Чтоб листва посыпалась с ветвей…
 

Товарищи давно поджидают его, растянувшись на траве возле барака. Вот из потонувшего в сумерках леса послышалась бодрая песня. Все, как один, поднимают головы.

– Наш Газинур возвращается.

– Настоял, видно, на своём, – догадывается Гарафи-абзы, и худощавое лицо его светлеет.

Даже угрюмое лицо Газзана немного оживляется. Показавшийся из лесу Газинур машет рукой и ещё издали кричит:

– Не уходим, остаёмся!..

XIV

Прошло около двух месяцев. Потянулись холодные, дождливые осенние дни. С каждым днём всё более оголялись берёзы, шелестевшие своей точно литой из золота листвой, молоденькие красно-жёлтые осинки и клёны. Лишь сосны, пихты да угрюмые ели не расстаются со своей зелёной хвоей – они все так же пышны, как и летом, только чуть потемнели.

Не слышно в лесу и щебета птиц – они давно уже улетели в тёплые края. А неделю назад Газинур видел на озере в глубине леса диких уток. Они то садились на воду стаей, то, отплывая поодиночке к середине озера, взлетали, вытянув шеи. «Должно быть, молодые селезни, – решил Газинур. – Ишь, играют, как на свадьбе». Не успел он это подумать, как от стаи отделился крупный зеленоголовый селезень. Поведя вокруг головой, он вдруг закричал так печально, что у Газинура защемило сердце. В ту же минуту утки дружно поднялись в воздух и закружили над озером.

«С родными местами прощаются, – подумал Газинур. – Люди говорят: даже дым на родине сладок».

Покружив над озером, утки выстроились треугольником и потянулись на юг. Газинур долго, пока они совсем не скрылись из глаз, смотрел им вслед. Острая тоска по Миннури вдруг сжала ему сердце.

Но Газинур был слишком деятельной натурой, чтобы тоска могла поглотить его надолго. С каждым днём всё глубже входил он в жизнь леспромхоза, постоянно открывая в ней для себя что-нибудь новое, и радовался этому новому с чисто юношеской непосредственностью.

Незаметно подошла холодная уральская зима. На работу по утрам он ходил теперь обычно с Карпом Васильевичем. Если один, случалось, замешкается, другой поджидает. Карп Васильевич шагает по-стариковски медленно, очки у него сдвинуты на самый кончик носа. Газинур рядом с ним напоминает жеребёнка, готового пуститься вскачь. Делянка для Газинура вроде площадки сабантуя. Он идёт туда, охваченный нетерпением, словно джигит, рвущийся участвовать в состязаниях в надежде встретить там милую сердцу девушку.

Издали слышен вливающийся в шум леса своеобразный, тонкий звон остро отточенных пил, гул падающих спиленных деревьев, стук топоров, гудение тракторов, окрики и понукания возчиков.

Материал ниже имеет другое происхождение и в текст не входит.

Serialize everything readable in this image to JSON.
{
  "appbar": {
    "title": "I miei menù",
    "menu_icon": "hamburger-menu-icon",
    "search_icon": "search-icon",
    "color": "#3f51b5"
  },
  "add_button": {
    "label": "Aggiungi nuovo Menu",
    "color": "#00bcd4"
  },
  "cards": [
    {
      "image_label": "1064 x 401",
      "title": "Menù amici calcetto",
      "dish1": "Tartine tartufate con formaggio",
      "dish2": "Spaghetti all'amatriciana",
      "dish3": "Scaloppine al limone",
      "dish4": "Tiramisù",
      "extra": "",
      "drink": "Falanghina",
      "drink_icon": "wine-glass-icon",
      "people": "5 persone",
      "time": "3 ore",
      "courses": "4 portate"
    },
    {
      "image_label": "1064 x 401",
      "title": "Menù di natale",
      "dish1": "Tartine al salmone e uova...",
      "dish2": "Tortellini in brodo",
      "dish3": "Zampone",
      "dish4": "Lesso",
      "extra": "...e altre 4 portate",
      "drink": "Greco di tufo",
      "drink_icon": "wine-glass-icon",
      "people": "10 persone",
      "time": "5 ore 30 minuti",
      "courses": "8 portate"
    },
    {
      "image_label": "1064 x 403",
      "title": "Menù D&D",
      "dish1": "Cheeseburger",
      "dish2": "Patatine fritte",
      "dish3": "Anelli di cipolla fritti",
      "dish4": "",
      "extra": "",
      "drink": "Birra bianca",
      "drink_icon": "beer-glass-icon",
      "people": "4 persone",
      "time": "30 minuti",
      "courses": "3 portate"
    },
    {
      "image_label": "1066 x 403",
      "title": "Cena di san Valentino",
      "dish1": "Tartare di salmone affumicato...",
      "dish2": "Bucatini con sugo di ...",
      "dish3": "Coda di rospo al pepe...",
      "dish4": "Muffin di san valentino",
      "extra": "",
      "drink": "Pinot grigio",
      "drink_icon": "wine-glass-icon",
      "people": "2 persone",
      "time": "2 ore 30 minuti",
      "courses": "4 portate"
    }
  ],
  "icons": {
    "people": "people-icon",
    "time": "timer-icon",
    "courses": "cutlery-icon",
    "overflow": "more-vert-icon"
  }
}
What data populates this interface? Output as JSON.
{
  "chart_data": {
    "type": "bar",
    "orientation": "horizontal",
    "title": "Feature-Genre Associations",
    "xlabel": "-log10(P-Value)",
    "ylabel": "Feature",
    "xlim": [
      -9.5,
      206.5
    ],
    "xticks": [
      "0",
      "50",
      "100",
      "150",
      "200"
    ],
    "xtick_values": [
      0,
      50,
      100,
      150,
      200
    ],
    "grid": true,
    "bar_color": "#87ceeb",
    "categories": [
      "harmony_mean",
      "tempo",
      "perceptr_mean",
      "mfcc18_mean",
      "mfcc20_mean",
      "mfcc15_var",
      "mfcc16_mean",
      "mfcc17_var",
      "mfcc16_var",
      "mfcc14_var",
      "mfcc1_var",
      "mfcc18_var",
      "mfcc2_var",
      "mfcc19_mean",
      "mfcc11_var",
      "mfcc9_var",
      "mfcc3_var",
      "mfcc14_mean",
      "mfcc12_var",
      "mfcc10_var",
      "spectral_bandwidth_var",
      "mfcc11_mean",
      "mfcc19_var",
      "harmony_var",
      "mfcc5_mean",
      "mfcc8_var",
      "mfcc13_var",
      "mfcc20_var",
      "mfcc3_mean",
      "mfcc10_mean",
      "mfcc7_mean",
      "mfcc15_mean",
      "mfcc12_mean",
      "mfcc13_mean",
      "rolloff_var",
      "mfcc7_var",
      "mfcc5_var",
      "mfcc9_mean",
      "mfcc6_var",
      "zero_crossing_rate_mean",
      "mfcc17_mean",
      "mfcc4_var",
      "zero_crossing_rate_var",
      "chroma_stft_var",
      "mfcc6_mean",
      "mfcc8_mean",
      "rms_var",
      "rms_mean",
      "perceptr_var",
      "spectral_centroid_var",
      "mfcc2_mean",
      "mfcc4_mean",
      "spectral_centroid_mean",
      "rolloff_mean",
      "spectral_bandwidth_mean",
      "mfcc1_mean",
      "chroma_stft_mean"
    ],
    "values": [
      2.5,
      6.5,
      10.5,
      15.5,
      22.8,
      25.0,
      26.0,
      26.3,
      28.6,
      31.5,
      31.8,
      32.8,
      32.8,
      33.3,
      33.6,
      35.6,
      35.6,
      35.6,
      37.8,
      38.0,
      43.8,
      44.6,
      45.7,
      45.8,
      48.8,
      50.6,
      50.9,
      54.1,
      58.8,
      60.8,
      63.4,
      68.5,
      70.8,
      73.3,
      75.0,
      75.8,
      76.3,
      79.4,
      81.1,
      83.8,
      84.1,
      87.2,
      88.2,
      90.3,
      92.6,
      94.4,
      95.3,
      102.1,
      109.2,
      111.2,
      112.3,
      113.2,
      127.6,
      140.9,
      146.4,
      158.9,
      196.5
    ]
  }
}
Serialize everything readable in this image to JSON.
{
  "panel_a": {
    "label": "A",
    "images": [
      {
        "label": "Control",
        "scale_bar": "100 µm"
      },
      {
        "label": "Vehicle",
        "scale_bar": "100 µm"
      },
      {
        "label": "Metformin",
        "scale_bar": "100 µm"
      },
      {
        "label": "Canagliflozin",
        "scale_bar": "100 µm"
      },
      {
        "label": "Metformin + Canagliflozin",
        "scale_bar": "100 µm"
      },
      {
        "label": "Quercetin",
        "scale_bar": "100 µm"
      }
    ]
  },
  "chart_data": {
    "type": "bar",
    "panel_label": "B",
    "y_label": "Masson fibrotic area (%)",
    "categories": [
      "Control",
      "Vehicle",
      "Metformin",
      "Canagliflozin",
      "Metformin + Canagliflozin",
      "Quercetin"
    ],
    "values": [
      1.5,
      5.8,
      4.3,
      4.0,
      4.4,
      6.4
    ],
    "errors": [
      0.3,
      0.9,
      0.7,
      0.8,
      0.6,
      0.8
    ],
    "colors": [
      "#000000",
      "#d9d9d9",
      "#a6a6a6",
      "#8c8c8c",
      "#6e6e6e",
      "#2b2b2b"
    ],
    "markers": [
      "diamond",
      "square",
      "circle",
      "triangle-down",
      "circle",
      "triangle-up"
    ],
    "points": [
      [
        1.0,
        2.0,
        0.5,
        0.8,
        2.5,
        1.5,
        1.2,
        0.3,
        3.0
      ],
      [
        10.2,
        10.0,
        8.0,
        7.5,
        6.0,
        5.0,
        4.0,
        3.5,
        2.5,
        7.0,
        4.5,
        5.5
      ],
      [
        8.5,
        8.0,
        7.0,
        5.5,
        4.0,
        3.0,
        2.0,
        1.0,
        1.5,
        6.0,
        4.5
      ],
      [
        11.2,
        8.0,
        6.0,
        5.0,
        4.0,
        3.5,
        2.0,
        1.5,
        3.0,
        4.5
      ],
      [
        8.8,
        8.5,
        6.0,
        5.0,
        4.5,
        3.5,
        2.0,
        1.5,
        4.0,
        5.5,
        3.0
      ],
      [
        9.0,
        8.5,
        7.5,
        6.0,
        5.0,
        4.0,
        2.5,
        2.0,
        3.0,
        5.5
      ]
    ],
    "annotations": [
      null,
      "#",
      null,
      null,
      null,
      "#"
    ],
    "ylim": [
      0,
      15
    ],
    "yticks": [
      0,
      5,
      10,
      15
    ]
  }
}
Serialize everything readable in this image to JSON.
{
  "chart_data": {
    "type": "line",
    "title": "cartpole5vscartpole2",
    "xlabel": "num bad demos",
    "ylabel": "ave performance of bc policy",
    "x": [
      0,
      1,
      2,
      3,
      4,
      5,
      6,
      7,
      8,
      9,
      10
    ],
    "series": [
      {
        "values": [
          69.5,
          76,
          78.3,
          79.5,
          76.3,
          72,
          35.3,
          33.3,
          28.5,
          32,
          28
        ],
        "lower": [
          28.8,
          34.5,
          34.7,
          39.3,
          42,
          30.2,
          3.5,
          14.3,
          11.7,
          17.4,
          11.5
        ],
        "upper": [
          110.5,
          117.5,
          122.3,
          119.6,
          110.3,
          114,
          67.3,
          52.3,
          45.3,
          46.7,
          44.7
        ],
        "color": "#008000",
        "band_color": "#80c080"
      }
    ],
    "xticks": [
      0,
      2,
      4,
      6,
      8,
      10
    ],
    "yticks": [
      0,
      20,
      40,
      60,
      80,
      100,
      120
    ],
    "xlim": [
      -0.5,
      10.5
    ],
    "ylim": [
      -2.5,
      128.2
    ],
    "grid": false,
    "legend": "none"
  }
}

Чем ближе к делянке, тем шум сильнее. За поворотом открывается и сама делянка. Впереди чёрная стена леса. Ловко орудуя моторными и лучковыми пилами, идут на неё в атаку вальщики. От прикосновения острой звенящей пилы могучие сосны, стройные пихты, десятилетиями гордо шумевшие здесь зиму и лето, не сгибаясь даже под самыми буйными ветрами, чуть вздрагивают, на секунду, словно недоумевая, замирают в неподвижности, затем медленно валятся на землю. На месте их падения вздымаются снежные фонтаны. Через несколько мгновений снежная пыль белым куполом парашюта опускается на землю, оседая на шапках, на плечах лесорубов белой искристой опушкой.

Метрах в пятидесяти сзади вальщиков работают сучкорубы. Весело поблёскивают в лучах утреннего солнца их топоры, далеко во все стороны отлетает свежая щепа. После них на земле остаются лишь груды сучьев да оголённые стволы. Сучья тут же оттаскивают в сторону и бросают в огромные костры. Сухая хвоя вспыхивает, как порох, и горит, потрескивая, слепящим ярким полымем, а от сырых веток далеко по лесу стелется густой желтоватый дым. Сваленные и обрубленные деревья выволакивают трактором или лошадьми в центр делянки, на специальную площадку, где производится разметка. Затем их распиливают, сортируют, клеймят и наконец грузят на беспрестанно подъезжающие к эстакаде автомашины, тракторы или подводы.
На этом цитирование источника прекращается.